One Fox executive, however, privately complained that Disney hadn’t tried to work out problems between the companies before filing suit, and had used intimidation tactics of its own against the Fox affiliates.
“They’ve told (our) affiliates, if you don’t do what they want, they’re going to break them. As usual, Disney has opened a bad can of peas here,” the Fox executive said.
Randy Reiss, a Disney television executive, said his company had talked “extensively” with Fox affiliates before filing the suit, but didn’t deal directly with Fox or its parent, Australian-based News Corp., because those companies don’t have legal authority to dictate what programs the affiliates may carry.
In an interview, Reiss further complained that Fox had tried to “confuse the viewers” by promising to develop a Peter Pan TV show for affiliates. Peter Pan, he noted, is closely associated with Disney because of that company’s animated film based on the character, even though parts of the Peter Pan story are in the public domain.
Disney’s assault on Fox’s request for an FCC waiver appeared to be the first such step by any of the Hollywood studios. One studio chief, who declined to be identified, said he believed that other studios would file similar objections with the commission, and that he wasn’t aware of any major studio that would support Fox before the commission.

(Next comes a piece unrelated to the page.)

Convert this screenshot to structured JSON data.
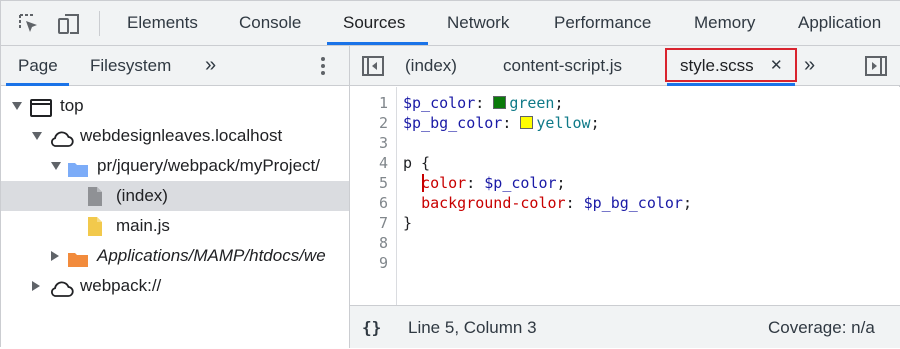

The big studios have traditionally supported the so-called “financial interest and syndication rules,” which limit the ability of TV networks such as ABC, CBS and NBC to own the programs they carry.
Fox and its chairman, Barry Diller, shook the studios’ solidarity last month when it asked for a review of the rules and a temporary waiver that would let its fledgling TV network expand programming without falling subject to the limitations.
In opposing the Fox position, Disney told the FCC: “Fox seeks to paint itself as a beleaguered David bravely battling the Gargantuan power of the Goliaths of the television industry. The Commission should not be misled. In fact, as Fox’s consistent pattern of anti-competitive behavior proves, it is very much part of the problem, not the solution.”
Disney is widely rumored to have discussed a possible acquisition of CBS Inc., but its support for the rules appear to point away from any such move, since a network acquisition would quickly place the studio in a dilemma similar to that of Fox.
Reiss said the established networks hadn’t engaged in practices similar to Fox’s, and had particularly avoided what he described as an illegal Fox tactic of program “optioning,” or trying to clear air time for future, unspecified programs.
According to Reiss, “The Disney Afternoon” package has already been sold to stations covering 90% of the country by next fall. But he said his company feared the cartoons’ success would be impaired if Fox stations began backing out of agreements.
Reiss said a number of Fox stations signed contracts to carry the cartoons, but he declined to be more specific.
KTVU’s O’Brien said it was unprecedented for a TV programmer such as Disney to insist on a contiguous, two-hour block of time for its shows, and that Disney had permitted stations to break up the cartoons until Fox announced its intention to form the children’s network. He said Disney’s attempt to block the children’s venture raised more antitrust questions than any action by Fox.
In a similar conflict several months ago, Paramount Communications and MCA Inc. ran afoul of Fox when they solicited Fox affiliates for a planned network that would show programming distributed by their studios. The two companies apparently dropped the plan.